Surprisingly, relatively few Jewish writers on the New Testament have voiced much objection to these verses. The only Jewish responses I have personally experienced have been either direct denial or amused but ironic acceptance — "If it's a veil that keeps us from seeing Jesus, we can live with that." Pitiful!

But there is hope. In fact, Sha'ul uses a verse from the Torah itself, from the very passage that speaks about Moses' veil, to point to what that hope is; it is the same hope that Sha'ul wrote about in Ro 10:11, where he quoted Joel 3:5(2:32), "Everyone who calls on the name of Adonai will be delivered." The Hebrew of Exodus 34:34 reads, "But when Moses went in before Adonai to speak to him, he took the veil off until he came out;" in v. 16 Sha'ul applies the verse midrashically to anyone seeking the Lord. In v. 15 it is the Messiah who takes away the veil, and one is reminded of Lk 24:25-27,44-45, where Yeshua himself explained to his talmidim how the prophecies in the Tanakh apply to him. In v. 16 Adonai is the cause of the veil's removal, and in v. 17 it is explained that "Adonai" in this text means the Spirit. It is the Spirit who has the specific ministry of convicting of "sin, righteousness and judgment" (Yn 16:7-11): it is he who makes a Jew or a Gentile willing and able to see Yeshua in the Jewish Scriptures.
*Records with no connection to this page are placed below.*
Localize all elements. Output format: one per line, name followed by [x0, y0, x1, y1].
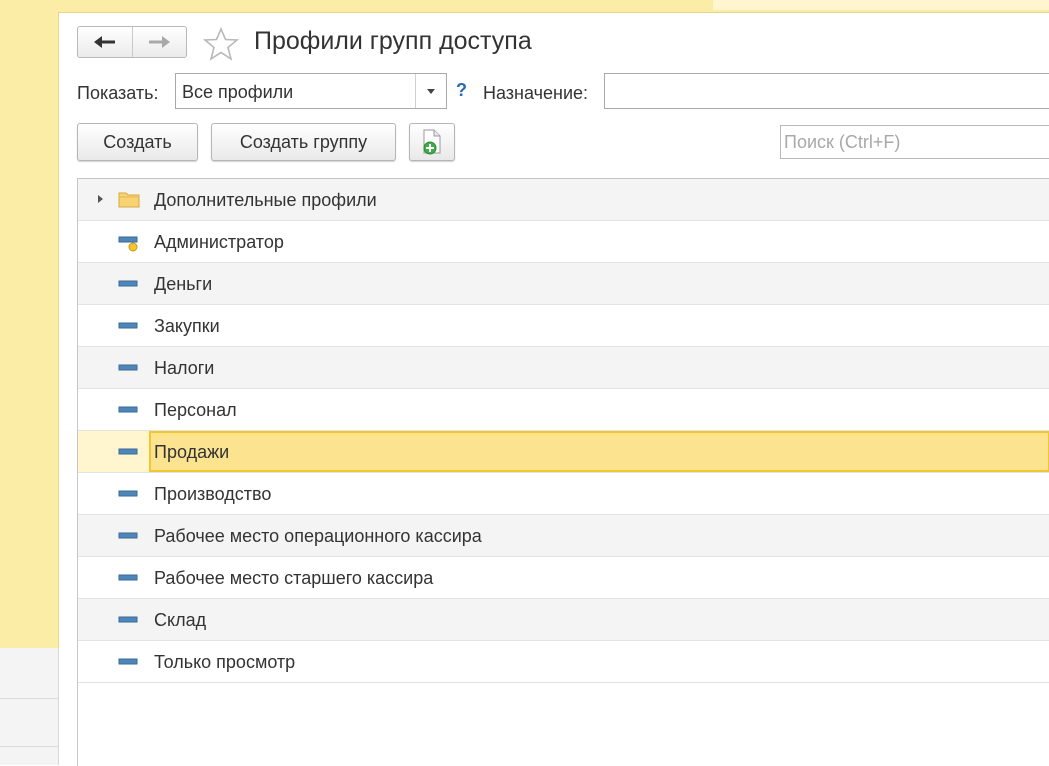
add-copy-button[interactable] [409, 123, 455, 161]
help-icon[interactable]: ? [456, 80, 467, 101]
list-item-label: Налоги [154, 358, 215, 378]
profile-icon [118, 532, 138, 539]
document-add-icon [423, 129, 441, 155]
list-item[interactable]: Рабочее место операционного кассира [78, 515, 1049, 557]
list-item[interactable]: Склад [78, 599, 1049, 641]
list-item-label: Продажи [154, 442, 230, 462]
list-item-label: Только просмотр [154, 652, 296, 672]
list-item-label: Производство [154, 484, 272, 504]
show-select-value: Все профили [182, 82, 294, 102]
expand-arrow-icon[interactable] [98, 195, 103, 203]
top-tab-strip [58, 0, 1049, 13]
list-item-label: Склад [154, 610, 207, 630]
folder-icon [118, 192, 140, 208]
chevron-down-icon [427, 88, 435, 94]
profile-icon [118, 364, 138, 371]
selected-cell [149, 431, 1049, 472]
profile-icon [118, 280, 138, 287]
list-item[interactable]: Администратор [78, 221, 1049, 263]
list-item[interactable]: Только просмотр [78, 641, 1049, 683]
arrow-left-icon [93, 36, 115, 48]
profiles-list: Дополнительные профили Администратор Ден… [77, 178, 1049, 766]
list-item-label: Персонал [154, 400, 237, 420]
list-item[interactable]: Налоги [78, 347, 1049, 389]
arrow-right-icon [149, 36, 171, 48]
list-item[interactable]: Производство [78, 473, 1049, 515]
search-input[interactable] [780, 125, 1049, 159]
create-group-button[interactable]: Создать группу [211, 123, 396, 161]
list-item[interactable]: Деньги [78, 263, 1049, 305]
profile-icon [118, 406, 138, 413]
list-item-label: Рабочее место операционного кассира [154, 526, 482, 546]
profile-icon [118, 616, 138, 623]
profile-icon [118, 658, 138, 665]
profile-icon [118, 448, 138, 455]
predefined-profile-icon [118, 236, 138, 252]
list-item[interactable]: Дополнительные профили [78, 179, 1049, 221]
back-button[interactable] [78, 27, 132, 57]
purpose-label: Назначение: [483, 83, 589, 103]
profile-icon [118, 490, 138, 497]
list-item-label: Рабочее место старшего кассира [154, 568, 434, 588]
profile-icon [118, 322, 138, 329]
list-item-label: Закупки [154, 316, 220, 336]
profile-icon [118, 574, 138, 581]
list-item-selected[interactable]: Продажи [78, 431, 1049, 473]
list-item[interactable]: Рабочее место старшего кассира [78, 557, 1049, 599]
left-lower-panel [0, 648, 59, 765]
page-title: Профили групп доступа [254, 27, 532, 55]
left-sections-panel [0, 0, 59, 648]
form-area: Профили групп доступа Показать: Все проф… [59, 13, 1049, 766]
dropdown-button[interactable] [415, 74, 446, 108]
list-item-label: Дополнительные профили [154, 190, 377, 210]
create-button[interactable]: Создать [77, 123, 198, 161]
star-icon[interactable] [203, 27, 239, 61]
list-item-label: Деньги [154, 274, 213, 294]
show-select[interactable]: Все профили [175, 73, 447, 109]
list-item-label: Администратор [154, 232, 284, 252]
list-item[interactable]: Закупки [78, 305, 1049, 347]
navigation-buttons [77, 26, 187, 58]
list-item[interactable]: Персонал [78, 389, 1049, 431]
show-label: Показать: [77, 83, 159, 103]
purpose-field[interactable] [604, 73, 1049, 109]
forward-button[interactable] [131, 27, 187, 57]
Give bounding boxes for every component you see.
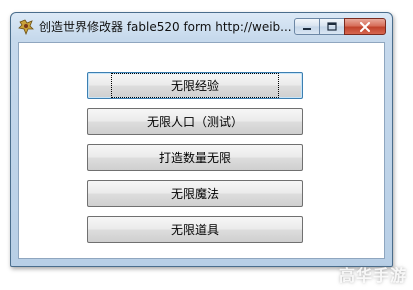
unlimited-population-button[interactable]: 无限人口（测试） <box>87 108 303 135</box>
button-label: 无限人口（测试） <box>146 115 243 129</box>
close-icon <box>360 21 370 32</box>
app-window: 创造世界修改器 fable520 form http://weib... 无限经… <box>10 12 393 267</box>
close-button[interactable] <box>344 18 386 35</box>
maximize-icon <box>327 22 337 31</box>
unlimited-craft-count-button[interactable]: 打造数量无限 <box>87 144 303 171</box>
maximize-button[interactable] <box>319 18 345 35</box>
unlimited-magic-button[interactable]: 无限魔法 <box>87 180 303 207</box>
client-area: 无限经验 无限人口（测试） 打造数量无限 无限魔法 无限道具 <box>18 42 385 259</box>
caption-buttons <box>294 18 386 36</box>
button-label: 无限道具 <box>170 223 219 237</box>
button-label: 无限经验 <box>110 73 280 98</box>
button-label: 打造数量无限 <box>158 151 231 165</box>
minimize-icon <box>303 27 311 30</box>
minimize-button[interactable] <box>294 18 320 35</box>
unlimited-exp-button[interactable]: 无限经验 <box>87 72 303 99</box>
window-title: 创造世界修改器 fable520 form http://weib... <box>39 20 292 34</box>
watermark: 高华手游 <box>338 266 407 285</box>
app-icon <box>18 19 34 35</box>
button-label: 无限魔法 <box>170 187 219 201</box>
unlimited-items-button[interactable]: 无限道具 <box>87 216 303 243</box>
title-bar[interactable]: 创造世界修改器 fable520 form http://weib... <box>11 13 392 41</box>
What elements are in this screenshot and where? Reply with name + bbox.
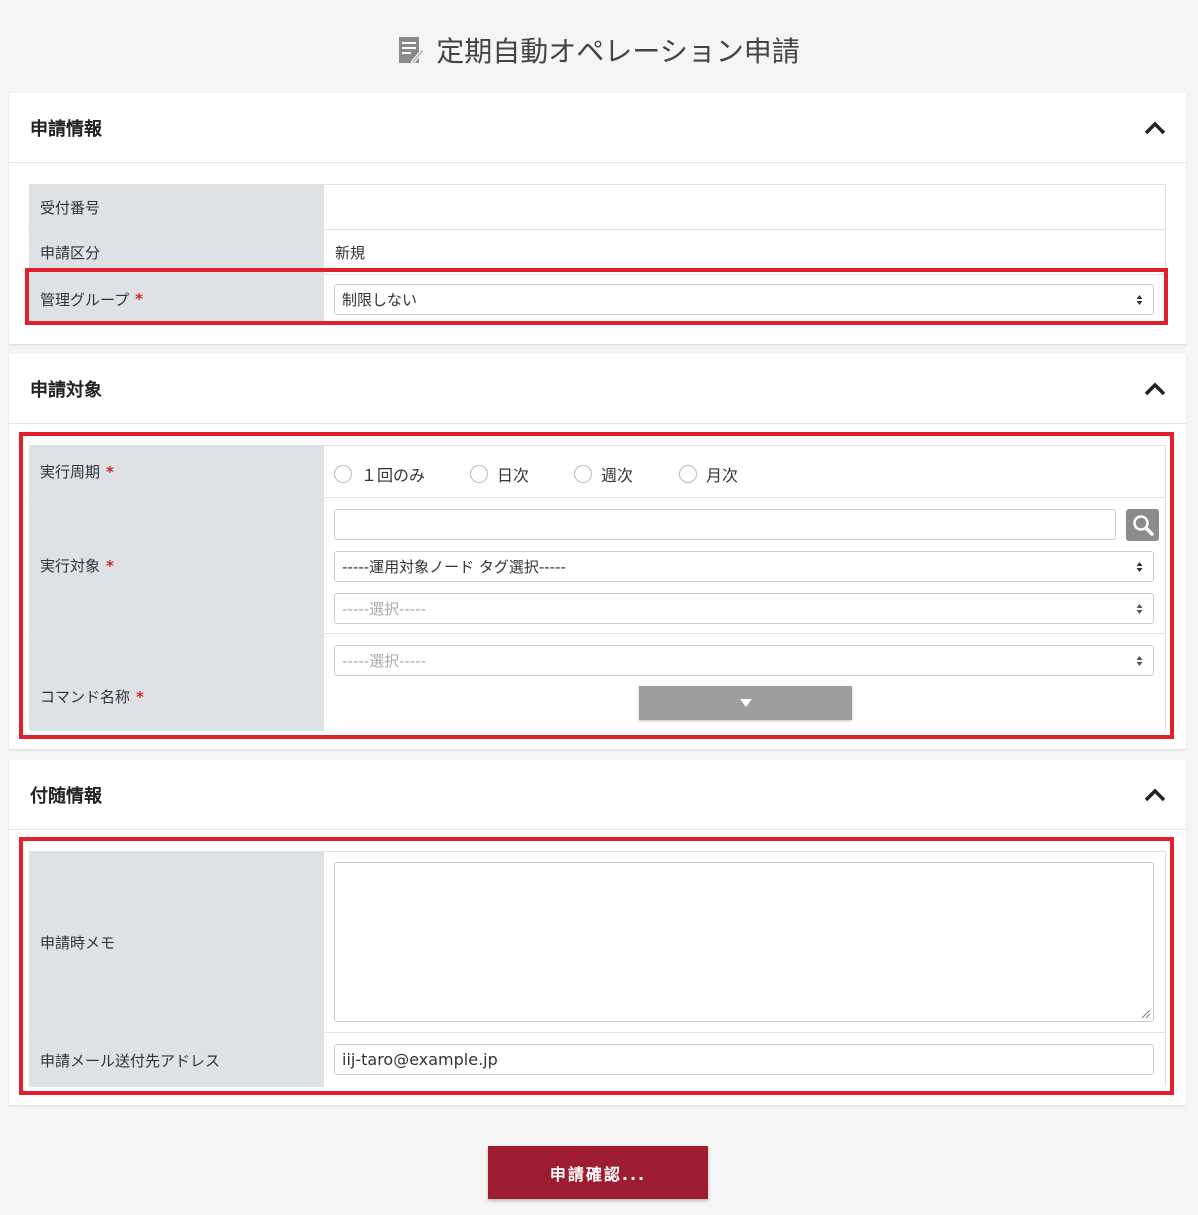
additional-info-header[interactable]: 付随情報 — [9, 760, 1186, 830]
application-target-table: 実行周期 * １回のみ 日次 週次 月次 実行対象 * -----運用対象ノード… — [29, 445, 1166, 731]
mail-address-row: 申請メール送付先アドレス iij-taro@example.jp — [30, 1033, 1165, 1087]
management-group-row: 管理グループ * 制限しない — [30, 275, 1165, 323]
page-title: 定期自動オペレーション申請 — [436, 35, 800, 68]
section-title: 申請情報 — [30, 118, 102, 140]
application-type-value: 新規 — [324, 230, 1165, 274]
radio-circle[interactable] — [470, 465, 488, 483]
radio-circle[interactable] — [679, 465, 697, 483]
execution-target-cell: -----運用対象ノード タグ選択----- -----選択----- — [324, 498, 1165, 633]
command-name-select[interactable]: -----選択----- — [334, 645, 1154, 676]
application-type-row: 申請区分 新規 — [30, 230, 1165, 275]
chevron-up-icon[interactable] — [1144, 382, 1166, 396]
execution-target-search-input[interactable] — [334, 509, 1116, 540]
management-group-label: 管理グループ * — [30, 275, 324, 323]
select-arrows-icon — [1136, 603, 1143, 614]
memo-label: 申請時メモ — [30, 852, 324, 1032]
required-mark: * — [106, 462, 114, 481]
page-header: 定期自動オペレーション申請 — [0, 28, 1198, 72]
mail-address-cell: iij-taro@example.jp — [324, 1033, 1165, 1087]
command-name-row: コマンド名称 * -----選択----- — [30, 634, 1165, 731]
search-button[interactable] — [1126, 509, 1159, 541]
expand-button[interactable] — [639, 686, 852, 720]
section-title: 申請対象 — [30, 379, 102, 401]
application-info-header[interactable]: 申請情報 — [9, 93, 1186, 163]
execution-target-row: 実行対象 * -----運用対象ノード タグ選択----- -----選択---… — [30, 498, 1165, 634]
memo-cell — [324, 852, 1165, 1032]
required-mark: * — [106, 556, 114, 575]
mail-address-input[interactable]: iij-taro@example.jp — [334, 1044, 1154, 1075]
target-select[interactable]: -----選択----- — [334, 593, 1154, 624]
management-group-cell: 制限しない — [324, 275, 1165, 323]
document-edit-icon — [399, 37, 425, 65]
triangle-down-icon — [739, 699, 752, 707]
receipt-number-row: 受付番号 — [30, 185, 1165, 230]
node-tag-select[interactable]: -----運用対象ノード タグ選択----- — [334, 551, 1154, 582]
memo-row: 申請時メモ — [30, 852, 1165, 1033]
select-arrows-icon — [1136, 655, 1143, 666]
search-icon — [1132, 515, 1154, 536]
required-mark: * — [135, 290, 143, 308]
resize-grip-icon[interactable] — [1141, 1009, 1151, 1019]
application-type-label: 申請区分 — [30, 230, 324, 274]
radio-circle[interactable] — [574, 465, 592, 483]
execution-cycle-label: 実行周期 * — [30, 446, 324, 497]
memo-textarea[interactable] — [334, 862, 1154, 1022]
radio-daily[interactable]: 日次 — [470, 462, 529, 486]
command-name-label: コマンド名称 * — [30, 634, 324, 731]
execution-target-label: 実行対象 * — [30, 498, 324, 633]
application-target-header[interactable]: 申請対象 — [9, 354, 1186, 424]
mail-address-label: 申請メール送付先アドレス — [30, 1033, 324, 1087]
radio-monthly[interactable]: 月次 — [679, 462, 738, 486]
additional-info-table: 申請時メモ 申請メール送付先アドレス iij-taro@example.jp — [29, 851, 1166, 1087]
chevron-up-icon[interactable] — [1144, 788, 1166, 802]
required-mark: * — [136, 687, 144, 706]
submit-confirm-button[interactable]: 申請確認... — [488, 1146, 708, 1199]
execution-cycle-options: １回のみ 日次 週次 月次 — [324, 446, 1165, 497]
radio-circle[interactable] — [334, 465, 352, 483]
receipt-number-label: 受付番号 — [30, 185, 324, 229]
application-target-section: 申請対象 実行周期 * １回のみ 日次 週次 月次 実行対象 * -----運用… — [9, 354, 1186, 749]
select-arrows-icon — [1136, 294, 1143, 305]
application-info-section: 申請情報 受付番号 申請区分 新規 管理グループ * 制限しない — [9, 93, 1186, 344]
application-info-table: 受付番号 申請区分 新規 管理グループ * 制限しない — [29, 184, 1166, 323]
execution-cycle-row: 実行周期 * １回のみ 日次 週次 月次 — [30, 446, 1165, 498]
radio-once[interactable]: １回のみ — [334, 462, 425, 486]
additional-info-section: 付随情報 申請時メモ 申請メール送付先アドレス iij-taro@example… — [9, 760, 1186, 1105]
chevron-up-icon[interactable] — [1144, 121, 1166, 135]
management-group-select[interactable]: 制限しない — [334, 284, 1154, 315]
receipt-number-value — [324, 185, 1165, 229]
section-title: 付随情報 — [30, 785, 102, 807]
radio-weekly[interactable]: 週次 — [574, 462, 633, 486]
command-name-cell: -----選択----- — [324, 634, 1165, 731]
select-arrows-icon — [1136, 561, 1143, 572]
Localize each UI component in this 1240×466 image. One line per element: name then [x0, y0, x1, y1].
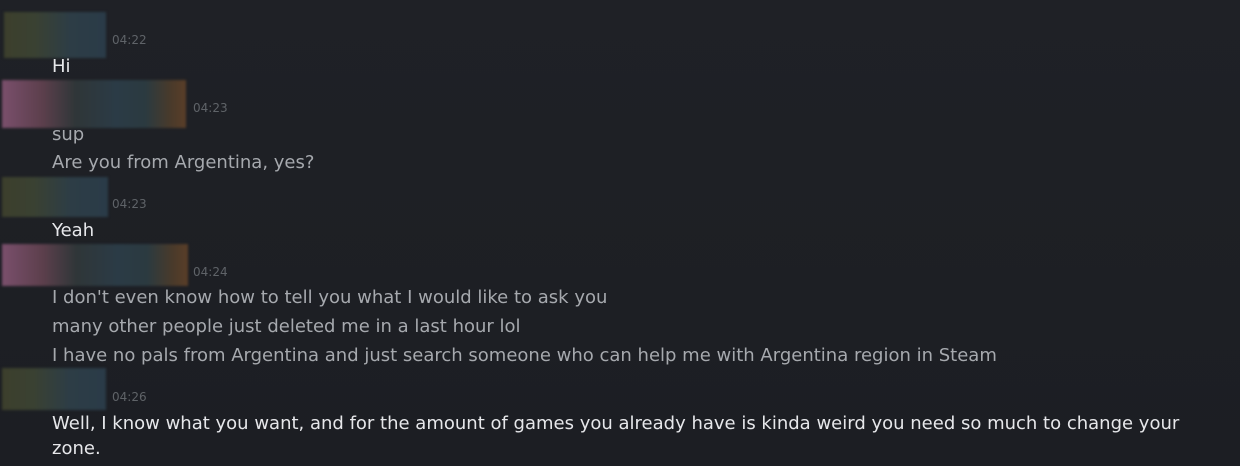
chat-message: sup — [52, 124, 85, 145]
chat-message: Well, I know what you want, and for the … — [52, 413, 1180, 459]
friend-avatar[interactable] — [2, 244, 188, 286]
message-timestamp: 04:26 — [112, 390, 147, 404]
message-timestamp: 04:23 — [112, 197, 147, 211]
chat-message: Yeah — [52, 220, 95, 241]
chat-log: 04:22 Hi 04:23 sup Are you from Argentin… — [0, 0, 1240, 466]
user-avatar[interactable] — [2, 177, 108, 217]
user-avatar[interactable] — [4, 12, 106, 58]
chat-message: Hi — [52, 56, 71, 77]
message-timestamp: 04:22 — [112, 33, 147, 47]
chat-message: Are you from Argentina, yes? — [52, 152, 315, 173]
user-avatar[interactable] — [2, 368, 106, 410]
message-timestamp: 04:24 — [193, 265, 228, 279]
message-timestamp: 04:23 — [193, 101, 228, 115]
friend-avatar[interactable] — [2, 80, 186, 128]
chat-message: many other people just deleted me in a l… — [52, 316, 521, 337]
chat-message: I have no pals from Argentina and just s… — [52, 345, 997, 366]
chat-message: I don't even know how to tell you what I… — [52, 287, 608, 308]
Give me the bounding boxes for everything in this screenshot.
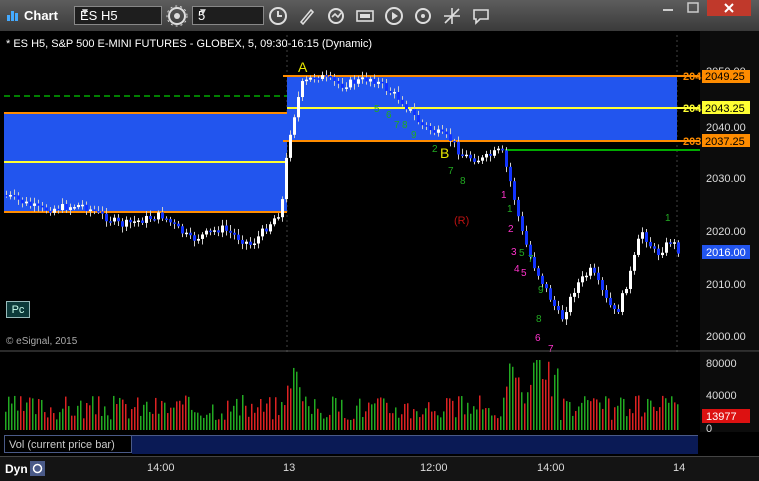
studies-button[interactable]	[354, 5, 376, 27]
volume-tick: 0	[706, 423, 712, 435]
pc-button[interactable]: Pc	[6, 301, 30, 318]
svg-text:4: 4	[514, 264, 520, 275]
price-tag-left: 204	[683, 71, 702, 83]
time-label: 12:00	[420, 462, 448, 474]
volume-study-label[interactable]: Vol (current price bar)	[4, 435, 132, 453]
play-icon	[385, 7, 403, 25]
svg-text:2: 2	[508, 224, 514, 235]
target-icon	[415, 8, 431, 24]
svg-text:6: 6	[535, 333, 541, 344]
notes-button[interactable]	[470, 5, 492, 27]
price-tag-left: 204	[683, 103, 702, 115]
link-gear-button[interactable]	[166, 5, 188, 27]
svg-text:6: 6	[386, 110, 392, 121]
time-axis-bar: Dyn	[0, 456, 759, 481]
price-tick: 2000.00	[706, 331, 746, 343]
price-tick: 2010.00	[706, 279, 746, 291]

Now, "Adonai" in this text means the Spirit, literally, "Now the Lord is the Spirit" (on "Lord" see Mt l:20N, 7:21N). The phrase, "in this text," is not in this text; I have added it to clarify what I believe is Sha'ul's sense (see Section V of the Introduction to the JNT). This is an important verse for demonstrating the divinity of the Holy Spirit. Where the Spirit of Adonai is, there is freedom to function within the framework of Torah without being enslaved by it. And thus all of us, not just Sha'ul and his co-workers, but all believers, with faces unveiled, with open hearts, not stonelike but sincere and unclouded, see as in a mirror (compare 1С 13:12, Exodus 33:18-34:8) the glory of Adonai, and we are being changed into his very image, from one degree of glory to the next, by Adonai the Spirit (literally, "by the Lord, who is the Spirit" or "by the Lord, that is, the Spirit"). This is how the Spirit "gives life" (v. 6).